蓮沼:これが無事に帰って来たとなると、院長も、さぞ警察に貸しが出来るんでしょうねぇ・・・・
蓮沼:さて、
蓮沼:ではこれを探し出した善良な市民と、この事を私に隠してた貸しとして、ご褒美をいただけますか?

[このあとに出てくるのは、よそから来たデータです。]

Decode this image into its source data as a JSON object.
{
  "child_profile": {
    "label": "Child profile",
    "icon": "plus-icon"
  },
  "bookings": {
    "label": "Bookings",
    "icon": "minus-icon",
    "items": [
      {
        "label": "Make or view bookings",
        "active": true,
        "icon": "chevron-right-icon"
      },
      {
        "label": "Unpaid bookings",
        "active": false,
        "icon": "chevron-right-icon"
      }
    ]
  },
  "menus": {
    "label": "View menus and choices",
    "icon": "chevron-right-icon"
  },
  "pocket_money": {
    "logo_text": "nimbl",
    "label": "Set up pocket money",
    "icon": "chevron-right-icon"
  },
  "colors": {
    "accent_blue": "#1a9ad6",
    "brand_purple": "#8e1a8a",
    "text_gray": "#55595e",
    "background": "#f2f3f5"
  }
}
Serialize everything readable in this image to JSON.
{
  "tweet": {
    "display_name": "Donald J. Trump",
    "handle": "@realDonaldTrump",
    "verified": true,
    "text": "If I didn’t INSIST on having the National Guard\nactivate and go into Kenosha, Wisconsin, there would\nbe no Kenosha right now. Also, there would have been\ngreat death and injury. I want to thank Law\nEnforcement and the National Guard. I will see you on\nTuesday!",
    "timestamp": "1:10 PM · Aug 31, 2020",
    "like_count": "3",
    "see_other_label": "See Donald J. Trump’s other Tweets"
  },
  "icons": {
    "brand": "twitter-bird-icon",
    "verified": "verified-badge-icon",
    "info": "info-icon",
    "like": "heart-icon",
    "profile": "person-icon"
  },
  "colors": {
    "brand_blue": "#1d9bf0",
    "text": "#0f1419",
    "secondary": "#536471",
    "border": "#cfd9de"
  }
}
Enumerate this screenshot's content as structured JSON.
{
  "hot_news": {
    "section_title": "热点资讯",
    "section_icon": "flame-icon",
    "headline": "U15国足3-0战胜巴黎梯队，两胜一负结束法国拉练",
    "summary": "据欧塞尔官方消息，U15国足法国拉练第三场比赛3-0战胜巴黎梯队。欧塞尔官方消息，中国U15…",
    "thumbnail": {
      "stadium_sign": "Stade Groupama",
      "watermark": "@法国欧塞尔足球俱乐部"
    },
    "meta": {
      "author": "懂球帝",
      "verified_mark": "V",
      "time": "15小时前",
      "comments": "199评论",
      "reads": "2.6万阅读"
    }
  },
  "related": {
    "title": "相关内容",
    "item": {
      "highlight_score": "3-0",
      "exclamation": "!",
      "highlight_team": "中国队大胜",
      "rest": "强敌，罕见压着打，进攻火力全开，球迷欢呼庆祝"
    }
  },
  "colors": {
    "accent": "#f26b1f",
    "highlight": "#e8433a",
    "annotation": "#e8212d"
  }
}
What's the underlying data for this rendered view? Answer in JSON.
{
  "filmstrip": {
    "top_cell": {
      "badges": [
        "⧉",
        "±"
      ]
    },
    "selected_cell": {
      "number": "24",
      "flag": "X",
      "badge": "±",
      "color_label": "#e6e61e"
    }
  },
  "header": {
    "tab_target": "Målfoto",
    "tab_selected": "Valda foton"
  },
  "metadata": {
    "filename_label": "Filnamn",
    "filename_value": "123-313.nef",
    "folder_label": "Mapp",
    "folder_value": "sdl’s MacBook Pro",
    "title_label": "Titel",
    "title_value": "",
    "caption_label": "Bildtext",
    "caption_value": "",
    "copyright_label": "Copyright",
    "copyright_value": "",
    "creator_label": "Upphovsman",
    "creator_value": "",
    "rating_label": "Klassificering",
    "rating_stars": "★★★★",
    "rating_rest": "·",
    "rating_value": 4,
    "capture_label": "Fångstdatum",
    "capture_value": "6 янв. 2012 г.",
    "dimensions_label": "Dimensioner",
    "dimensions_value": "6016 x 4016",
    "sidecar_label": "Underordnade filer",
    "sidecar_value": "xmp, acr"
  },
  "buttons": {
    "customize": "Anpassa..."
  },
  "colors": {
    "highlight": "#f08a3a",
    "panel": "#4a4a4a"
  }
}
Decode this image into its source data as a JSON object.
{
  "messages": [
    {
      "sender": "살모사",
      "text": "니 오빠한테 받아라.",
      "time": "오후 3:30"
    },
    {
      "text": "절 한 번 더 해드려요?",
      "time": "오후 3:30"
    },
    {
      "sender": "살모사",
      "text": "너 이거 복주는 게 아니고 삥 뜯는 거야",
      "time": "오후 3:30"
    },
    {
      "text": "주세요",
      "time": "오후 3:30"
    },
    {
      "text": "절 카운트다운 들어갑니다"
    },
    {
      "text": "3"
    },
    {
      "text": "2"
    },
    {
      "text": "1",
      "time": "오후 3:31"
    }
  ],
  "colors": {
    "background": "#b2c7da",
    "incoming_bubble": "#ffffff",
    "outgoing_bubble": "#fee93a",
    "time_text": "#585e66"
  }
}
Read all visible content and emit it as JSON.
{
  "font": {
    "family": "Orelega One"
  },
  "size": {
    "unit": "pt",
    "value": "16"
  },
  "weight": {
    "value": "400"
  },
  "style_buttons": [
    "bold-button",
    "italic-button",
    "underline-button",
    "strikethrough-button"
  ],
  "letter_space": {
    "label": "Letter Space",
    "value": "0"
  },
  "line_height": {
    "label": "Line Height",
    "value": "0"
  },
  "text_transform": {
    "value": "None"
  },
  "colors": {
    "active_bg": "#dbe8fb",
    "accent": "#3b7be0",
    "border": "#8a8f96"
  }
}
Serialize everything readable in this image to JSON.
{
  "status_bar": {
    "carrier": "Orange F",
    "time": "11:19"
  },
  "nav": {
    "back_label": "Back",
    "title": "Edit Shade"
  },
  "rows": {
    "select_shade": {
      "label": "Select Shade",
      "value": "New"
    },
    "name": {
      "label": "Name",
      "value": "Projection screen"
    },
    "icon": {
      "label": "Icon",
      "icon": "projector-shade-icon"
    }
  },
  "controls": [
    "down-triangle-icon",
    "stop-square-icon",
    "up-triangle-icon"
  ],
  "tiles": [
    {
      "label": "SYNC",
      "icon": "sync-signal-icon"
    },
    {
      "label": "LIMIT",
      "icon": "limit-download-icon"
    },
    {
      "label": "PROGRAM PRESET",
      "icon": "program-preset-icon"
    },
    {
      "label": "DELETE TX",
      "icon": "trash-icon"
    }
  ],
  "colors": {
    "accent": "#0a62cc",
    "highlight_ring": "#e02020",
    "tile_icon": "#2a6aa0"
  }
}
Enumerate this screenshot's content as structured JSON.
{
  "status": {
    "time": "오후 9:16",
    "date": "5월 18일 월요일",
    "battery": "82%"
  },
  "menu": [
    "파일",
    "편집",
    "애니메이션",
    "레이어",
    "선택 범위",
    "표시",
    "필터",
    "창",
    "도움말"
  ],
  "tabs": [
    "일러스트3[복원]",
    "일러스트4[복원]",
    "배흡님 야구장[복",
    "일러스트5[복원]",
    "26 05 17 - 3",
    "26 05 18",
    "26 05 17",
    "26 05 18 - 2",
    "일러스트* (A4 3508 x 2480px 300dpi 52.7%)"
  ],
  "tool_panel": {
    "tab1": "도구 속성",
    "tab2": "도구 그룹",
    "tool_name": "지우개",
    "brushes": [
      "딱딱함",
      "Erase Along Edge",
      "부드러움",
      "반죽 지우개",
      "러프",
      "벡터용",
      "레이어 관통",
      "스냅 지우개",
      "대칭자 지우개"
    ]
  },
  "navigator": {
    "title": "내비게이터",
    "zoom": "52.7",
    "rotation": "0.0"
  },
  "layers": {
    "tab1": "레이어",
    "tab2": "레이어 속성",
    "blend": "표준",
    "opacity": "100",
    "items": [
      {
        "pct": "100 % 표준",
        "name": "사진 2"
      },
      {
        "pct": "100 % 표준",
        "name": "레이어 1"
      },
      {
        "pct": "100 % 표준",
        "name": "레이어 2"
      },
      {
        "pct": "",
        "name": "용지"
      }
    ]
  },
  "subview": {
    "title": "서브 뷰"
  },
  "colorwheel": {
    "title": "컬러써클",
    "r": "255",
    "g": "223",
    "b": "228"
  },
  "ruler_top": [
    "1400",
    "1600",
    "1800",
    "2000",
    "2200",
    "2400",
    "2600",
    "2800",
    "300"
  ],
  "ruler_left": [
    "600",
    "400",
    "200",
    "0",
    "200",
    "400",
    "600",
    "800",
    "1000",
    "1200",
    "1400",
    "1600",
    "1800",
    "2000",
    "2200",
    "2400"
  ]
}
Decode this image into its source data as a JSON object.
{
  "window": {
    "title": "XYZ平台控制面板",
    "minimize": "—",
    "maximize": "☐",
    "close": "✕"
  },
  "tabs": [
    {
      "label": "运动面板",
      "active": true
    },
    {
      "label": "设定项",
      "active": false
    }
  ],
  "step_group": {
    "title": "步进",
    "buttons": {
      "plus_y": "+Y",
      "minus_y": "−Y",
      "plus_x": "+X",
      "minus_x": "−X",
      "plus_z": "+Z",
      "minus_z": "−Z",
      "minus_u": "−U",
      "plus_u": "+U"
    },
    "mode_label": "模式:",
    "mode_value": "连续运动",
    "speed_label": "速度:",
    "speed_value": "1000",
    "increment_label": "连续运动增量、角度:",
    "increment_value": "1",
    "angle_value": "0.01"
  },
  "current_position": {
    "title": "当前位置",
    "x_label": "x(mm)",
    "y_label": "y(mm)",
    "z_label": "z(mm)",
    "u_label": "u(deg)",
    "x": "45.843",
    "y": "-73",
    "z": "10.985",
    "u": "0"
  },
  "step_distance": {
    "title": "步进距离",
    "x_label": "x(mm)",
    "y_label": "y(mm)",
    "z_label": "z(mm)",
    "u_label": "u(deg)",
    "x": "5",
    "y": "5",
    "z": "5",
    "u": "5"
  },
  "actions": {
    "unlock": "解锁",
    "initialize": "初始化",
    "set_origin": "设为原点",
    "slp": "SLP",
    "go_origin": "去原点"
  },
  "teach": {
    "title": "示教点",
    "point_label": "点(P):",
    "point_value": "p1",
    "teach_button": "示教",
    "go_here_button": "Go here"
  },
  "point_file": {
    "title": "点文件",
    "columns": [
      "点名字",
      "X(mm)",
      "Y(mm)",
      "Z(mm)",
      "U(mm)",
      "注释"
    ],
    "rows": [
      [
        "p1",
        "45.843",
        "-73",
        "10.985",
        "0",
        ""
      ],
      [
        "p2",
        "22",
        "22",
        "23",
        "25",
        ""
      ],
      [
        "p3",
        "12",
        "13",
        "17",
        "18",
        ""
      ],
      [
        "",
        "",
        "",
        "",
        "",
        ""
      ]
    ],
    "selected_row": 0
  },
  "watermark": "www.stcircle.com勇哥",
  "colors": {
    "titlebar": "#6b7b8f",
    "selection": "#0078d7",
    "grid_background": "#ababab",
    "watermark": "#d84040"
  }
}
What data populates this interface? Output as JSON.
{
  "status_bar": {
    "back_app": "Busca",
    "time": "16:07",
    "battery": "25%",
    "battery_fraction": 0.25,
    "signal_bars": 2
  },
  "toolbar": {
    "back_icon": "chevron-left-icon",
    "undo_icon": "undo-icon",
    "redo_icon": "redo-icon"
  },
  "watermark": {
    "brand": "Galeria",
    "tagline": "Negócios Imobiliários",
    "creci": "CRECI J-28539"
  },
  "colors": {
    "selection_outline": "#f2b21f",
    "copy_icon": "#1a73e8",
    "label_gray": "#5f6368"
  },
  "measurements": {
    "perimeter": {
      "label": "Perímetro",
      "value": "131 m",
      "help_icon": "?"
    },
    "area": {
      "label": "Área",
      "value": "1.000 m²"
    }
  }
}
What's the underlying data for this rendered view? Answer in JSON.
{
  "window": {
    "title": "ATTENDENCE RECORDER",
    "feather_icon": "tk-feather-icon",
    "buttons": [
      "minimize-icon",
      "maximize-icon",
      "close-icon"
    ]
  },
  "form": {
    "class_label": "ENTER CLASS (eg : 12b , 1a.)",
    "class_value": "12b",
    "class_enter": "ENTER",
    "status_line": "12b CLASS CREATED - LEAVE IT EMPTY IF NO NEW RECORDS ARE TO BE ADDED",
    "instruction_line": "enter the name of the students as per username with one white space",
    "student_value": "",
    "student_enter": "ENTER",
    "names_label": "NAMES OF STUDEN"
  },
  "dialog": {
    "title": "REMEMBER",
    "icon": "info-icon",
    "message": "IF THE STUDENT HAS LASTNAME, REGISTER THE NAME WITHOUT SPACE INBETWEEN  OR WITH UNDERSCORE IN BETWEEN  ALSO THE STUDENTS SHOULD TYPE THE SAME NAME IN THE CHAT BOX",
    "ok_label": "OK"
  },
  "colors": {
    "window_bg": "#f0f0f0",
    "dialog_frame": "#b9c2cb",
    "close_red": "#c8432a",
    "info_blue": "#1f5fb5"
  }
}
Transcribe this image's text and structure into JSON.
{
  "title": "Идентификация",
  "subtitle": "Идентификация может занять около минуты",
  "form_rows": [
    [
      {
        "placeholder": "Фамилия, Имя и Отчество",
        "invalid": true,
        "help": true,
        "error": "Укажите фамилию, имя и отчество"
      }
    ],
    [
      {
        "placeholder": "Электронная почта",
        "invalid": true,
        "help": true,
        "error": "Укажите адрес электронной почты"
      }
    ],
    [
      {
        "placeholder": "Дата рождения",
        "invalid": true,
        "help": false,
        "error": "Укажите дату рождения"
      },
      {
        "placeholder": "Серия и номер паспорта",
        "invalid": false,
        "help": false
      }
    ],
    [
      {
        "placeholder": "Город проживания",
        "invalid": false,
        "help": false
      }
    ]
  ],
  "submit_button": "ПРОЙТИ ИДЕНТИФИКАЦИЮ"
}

蓮沼:でないと、このダイヤ・・・どこかに落としちゃうかも・・・
蓮沼:それか、パチンコ玉に混ぜて、パチンコしてみたら面白いかもしれませんね。
蓮沼:フフフ、そうですか、そうですよね♪
蓮沼:それじゃ、三千万円の治療の手配をして下さい。
蓮沼:どうやら、お金がかかる病気の患者さんがいるみたいなんで。
蓮沼:なぁに、病院同士のコネを使えば、もっと安く済むでしょ、フフフ
蓮沼:ええ、それは勿論、分かってますよ。
蓮沼:その代わりに、今からそのマフィアの所に行って、この件は諦めろって、キッチリ釘を刺して来ますから
蓮沼:(M)そして、それから間もなく、佐藤健太(さとうけんた)は警察病院に転院する事となった
蓮沼:じゃぁ元気でね、警察病院に行っても暴れるんじゃないよ
佐藤:あぁ・・・
佐藤:あんたには、いろいろ世話になったな
蓮沼:それが看護師の仕事だからね。
佐藤:いや、そうじゃねえよ
佐藤:チームの奴から連絡があったよ、家族が治療出来るようになったって・・・
佐藤:これ、あんたが何かしてくれたんだろ?
蓮沼:さぁ、私はよく知らないけど、あんたがそう思うなら、それでいいさ。
蓮沼:お礼がしたいなら、出所したら菓子折りでも持って来なよ
蓮沼:まぁ、運び屋の刑は軽いから、直ぐに刑務所から出て来れるさ
佐藤:あぁ・・・分かった、そうするよ。
佐藤:銀座で一番いい菓子を買ってくるよ
蓮沼:ははは、冗談だよ、ってか、チンピラに病院来られても困るから、もう此処へは来なくていいよ
佐藤:フ・・・分かったよ
佐藤:ありがとうな、やっぱ、あんたみたいな看護師は初めてだよ
蓮沼:そう? ごく普通の看護師だと思うけど
佐藤:んな訳あるかよ
佐藤:あんたみたいな看護師ばっかって、考えただけでも恐ろしいわ
蓮沼:そうかい? 案外いいかもよ
佐藤:冗談じゃねぇよ、そんなとこ
蓮沼:フ・・・・ほら、もう行きな
佐藤:あぁ、そするよ。
佐藤:じゃぁ、蓮沼さんも元気だな
蓮沼:あぁ、分かったよ。
蓮沼:じゃぁな。
蓮沼:(M)こうして、佐藤健太は警察病院に運ばれて行った。。
蓮沼:(M)私は暫くの間、彼を乗せた救急車を見送っていた。